В начале апреля музей истории школы К. Мая, что на 14 линии Васильевского острова, до этого на протяжении двадцати четырех лет входивший в структуру Института информатики РАН, приобрел официальный городской статус. Отныне он – отдел Музея-института семьи Рерихов.

 Cобранная выпускниками школы и их потомками экспозиция, воссоздающая облик интеллектуально и духовно насыщенного Петербурга, который, увы, как и сама гимназия К. Мая, погиб после того, как к власти пришли большевики, смотрится не просто как увлекательный рассказ о далёком прошлом. Память о замечательных педагогах и их знаменитых воспитанниках, о том, какой должна быть настоящая школа, основанная не на муштре и натаскивании, а на образовании через любовь к детям и воспитание в них, прежде всего, человеческого достоинства, это своего рода мемориальный вызов многим новейшим школьным «веяниям» с их установками на ЕГЭ как самоцель и казённый формализм во всём.

Бывшее здание школы Карла Мая с майским жуком над входом

Альма-матер Рерихов, Римских-Корсаковых, Семеновых-Тян-Шанских, Бенуа, Добужинских и Гриммов

Школа Мая родилась в преддверии «великих реформ» Александра II, когда всё дышало предчувствием новой свободной жизни, в которой каждый человек должен был получить шанс раскрыть себя и достойно послужить общему делу.

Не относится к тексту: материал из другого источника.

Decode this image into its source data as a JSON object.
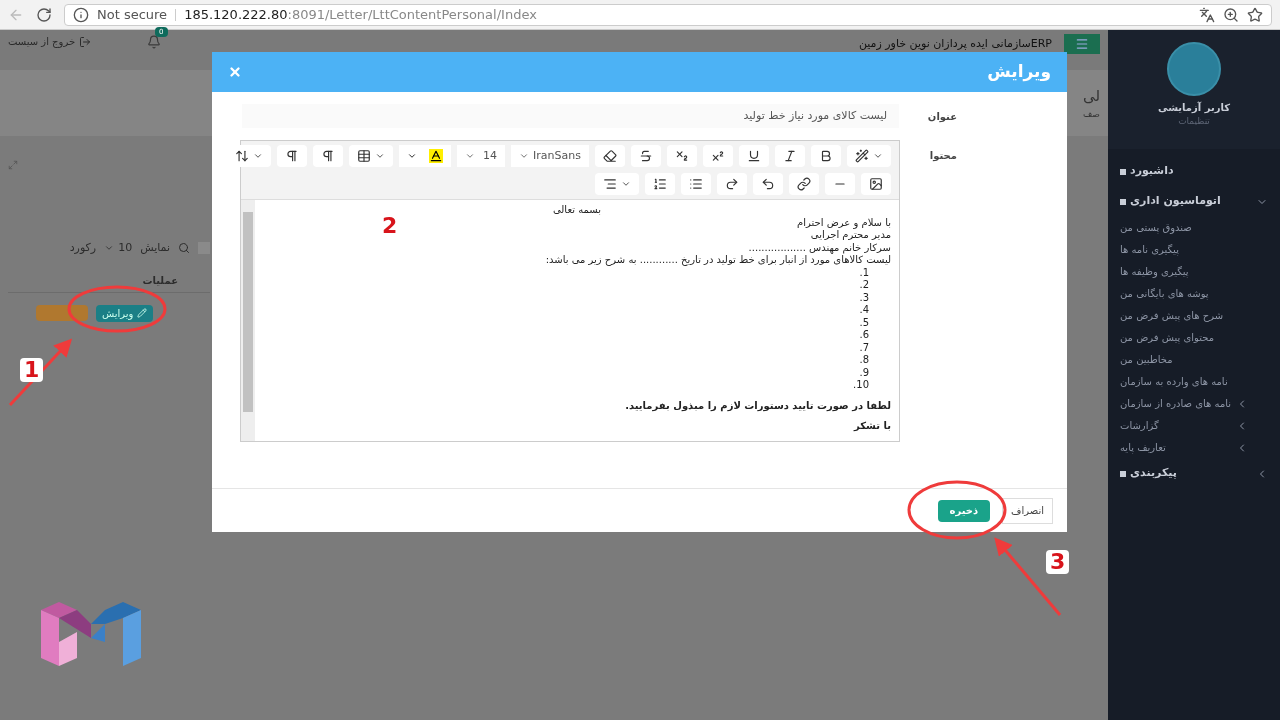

Эти светлые ожидания не могли, конечно же, не затронуть самую будущее-ориентированную сферу – народное образование. И вот несколько петербургских немецких семей, недовольных отсутствием прикладных предметов в государственной программе среднего образования, инициировали открытие в 1856 году частной немецкой мужской школы там же, где они и жили – на Васильевском острове. Ее директором стал талантливый педагог-практик Карл Иванович Май (1820-1895), выпускник “Петришуле” (St. Petri-Schule) и историко-филологического факультета Императорского Санкт-Петербургского университета. Карл Май был последователем известных отечественных и зарубежных педагогов того времени, стремившихся к обновлению и либерализации всей образовательной системы — А. Дистервега, И.Г. Песталоцци, Н.И. Пирогова, К.Д. Ушинского, Ф. Фрёбеля.

На основе этих идей Карл Май создал собственную образовательную систему, о степени эффективности которой говорят факты. Из стен школы К. Мая вышли 4 ректора университетов, 6 губернаторов, 2 министра внутренних дел. При этом ни один из них не был уличён в казнокрадстве.

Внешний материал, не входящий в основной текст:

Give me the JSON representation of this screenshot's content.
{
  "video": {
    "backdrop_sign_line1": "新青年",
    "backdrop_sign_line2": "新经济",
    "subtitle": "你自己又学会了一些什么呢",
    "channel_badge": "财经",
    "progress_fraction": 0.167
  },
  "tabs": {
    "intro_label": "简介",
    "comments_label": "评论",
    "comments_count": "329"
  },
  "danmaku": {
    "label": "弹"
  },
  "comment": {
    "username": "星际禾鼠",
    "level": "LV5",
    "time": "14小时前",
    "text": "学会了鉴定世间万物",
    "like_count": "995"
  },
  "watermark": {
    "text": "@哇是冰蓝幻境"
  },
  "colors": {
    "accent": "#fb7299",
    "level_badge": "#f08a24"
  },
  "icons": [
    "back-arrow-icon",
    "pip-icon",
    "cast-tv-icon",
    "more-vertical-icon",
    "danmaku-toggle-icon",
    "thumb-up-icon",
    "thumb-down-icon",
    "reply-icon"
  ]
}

Среди выпускников школы значились 24 генерала и адмирала императорских армии и флота, 41 академик (включая тех, кто получил это звание уже в советскую эпоху). 237 зданий Петербурга — в том числе здание школы, в котором она разместилась в 1910 году и где ныне располагается музей, — были построены её выпускниками – «майскими жуками» (майский жук, по инициативе учеников, стал эмблемой школы), ставшими затем архитекторами.

В этой школе выросли династии известных петербургских фамилий: Рерихи, Римские-Корсаковы, Семёновы-Тян-Шанские, Бенуа, Бруни, Гриммы, Елисеевы…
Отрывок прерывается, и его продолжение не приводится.